Out of the House MAG

July 12, 2021
By Anonymous

Whenever the clock creeps past 9 a.m., a vague feeling of discomfort washes over me. Before then, I’m fine. I’m supposed to be at home, waking up, eating breakfast, brushing my teeth. Everyone else is doing the same thing. All the other soon-to-be high school seniors in the sweltering days of July. But then 9 a.m. rolls around, and people march off to their summer internships, interesting jobs, and exclusive camps. But me? I stay. Stay in the house, without my internship, because I didn’t get accepted to the one I wanted. Sure, I have a grocery store job and do community service, but those are just so, perilously ... generic. They won’t pop off the page when an admissions officer glances at it.

My parents try not to pressure me. But at 9 a.m., I can feel the silent questions start to roll in like a fog, pushing against my mental defenses: Why aren’t you doing something? No, not reading, or occasionally volunteering. Something...well, you know! In my head, I shoot back responses I could never muster up the confidence to say in real life: Oh, you mean something for college? No, I know this isn’t really just for me, stop trying to convince me otherwise. The imaginary retort satisfies me for a moment, before the anxiety returns.

My sister, a year older than me, graduated about a month ago. She decided to postpone applying to colleges for a year, unsure of where exactly she wanted to go. For her, the silent questions are more explicit. There’s an urgency in my parents’ voices as they say “Come downstairs!” or “You need to get a job!” Occasionally, the urgency disappears, and with utter resignation they ask, “What’s going on?”

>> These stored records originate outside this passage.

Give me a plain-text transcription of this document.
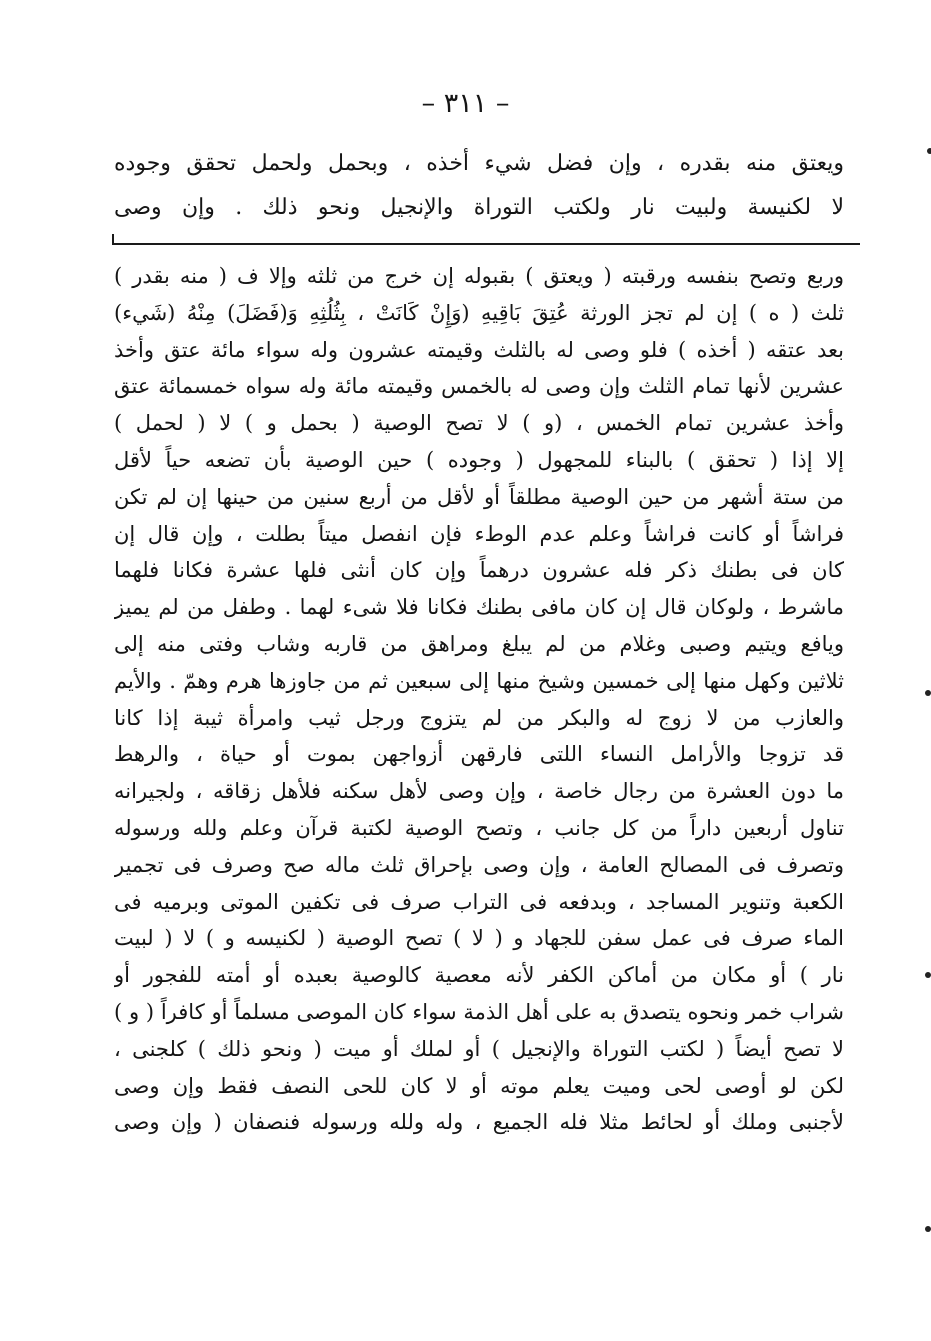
– ٣١١ –
ويعتق منه بقدره ، وإن فضل شيء أخذه ، وبحمل ولحمل تحقق وجوده
لا لكنيسة ولبيت نار ولكتب التوراة والإنجيل ونحو ذلك . وإن وصى
وربع وتصح بنفسه ورقبته ( ويعتق ) بقبوله إن خرج من ثلثه وإلا ف ( منه بقدر )
ثلث ( ه ) إن لم تجز الورثة عُتِقَ بَاقِيهِ (وَإِنْ كَانَتْ ، بِثُلُثِهِ وَ(فَضَلَ) مِنْهُ (شَيء)
بعد عتقه ( أخذه ) فلو وصى له بالثلث وقيمته عشرون وله سواء مائة عتق وأخذ
عشرين لأنها تمام الثلث وإن وصى له بالخمس وقيمته مائة وله سواه خمسمائة عتق
وأخذ عشرين تمام الخمس ، (و ) لا تصح الوصية ( بحمل و ) لا ( لحمل )
إلا إذا ( تحقق ) بالبناء للمجهول ( وجوده ) حين الوصية بأن تضعه حياً لأقل
من ستة أشهر من حين الوصية مطلقاً أو لأقل من أربع سنين من حينها إن لم تكن
فراشاً أو كانت فراشاً وعلم عدم الوطء فإن انفصل ميتاً بطلت ، وإن قال إن
كان فى بطنك ذكر فله عشرون درهماً وإن كان أنثى فلها عشرة فكانا فلهما
ماشرط ، ولوكان قال إن كان مافى بطنك فكانا فلا شىء لهما . وطفل من لم يميز
ويافع ويتيم وصبى وغلام من لم يبلغ ومراهق من قاربه وشاب وفتى منه إلى
ثلاثين وكهل منها إلى خمسين وشيخ منها إلى سبعين ثم من جاوزها هرم وهمّ . والأيم
والعازب من لا زوج له والبكر من لم يتزوج ورجل ثيب وامرأة ثيبة إذا كانا
قد تزوجا والأرامل النساء اللتى فارقهن أزواجهن بموت أو حياة ، والرهط
ما دون العشرة من رجال خاصة ، وإن وصى لأهل سكنه فلأهل زقاقه ، ولجيرانه
تناول أربعين داراً من كل جانب ، وتصح الوصية لكتبة قرآن وعلم ولله ورسوله
وتصرف فى المصالح العامة ، وإن وصى بإحراق ثلث ماله صح وصرف فى تجمير
الكعبة وتنوير المساجد ، وبدفعه فى التراب صرف فى تكفين الموتى وبرميه فى
الماء صرف فى عمل سفن للجهاد و ( لا ) تصح الوصية ( لكنيسه و ) لا ( لبيت
نار ) أو مكان من أماكن الكفر لأنه معصية كالوصية بعبده أو أمته للفجور أو
شراب خمر ونحوه يتصدق به على أهل الذمة سواء كان الموصى مسلماً أو كافراً ( و )
لا تصح أيضاً ( لكتب التوراة والإنجيل ) أو لملك أو ميت ( ونحو ذلك ) كلجنى ،
لكن لو أوصى لحى وميت يعلم موته أو لا كان للحى النصف فقط وإن وصى
لأجنبى وملك أو لحائط مثلا فله الجميع ، وله ولله ورسوله فنصفان ( وإن وصى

I don’t want that to be me. I don’t want the silent questions to turn explicit as I wallow in my indecision. So I need to get out of the house, and I pounce on any chance I get. The library is my respite, and I’m close enough to the local one and another two that I’m usually able to find shelter during the week. There, I can hunker down and just read, just be myself. But the fog is ever-present, and it reaches me in the library as well. There, I oscillate between self-acceptance and stifling anxiety. One moment I’m reading history, and the next, I rush to my computer in a desperate search for any internships that might still be on offer. It’s an impossible search.

Even going downstairs is difficult. I want to be able to sit in the kitchen and goof off with my dad, or talk about my friends with my mom. But college is an ever-present, unwelcome guest in our house, always lurking in the background, waiting to assert its importance. I avoid downstairs even more when there are guests over, who can’t help but to ask a rising senior where they’re looking and which extracurriculars they’re doing. And what do I do then? I can’t exactly lie with my parents around. No, I’d have to tell the truth, and feel their imaginary waves of judgment roll over me.

Gradually, I’ve settled into a middle ground. I’ll increase my work hours, do some more volunteering, and try my best to snag an impressive-sounding opportunity, if one still exists this late in the summer. Not for me, or even, really, for college. Mostly just so I can go downstairs again.


The author's comments:

When college pushes you out of the house.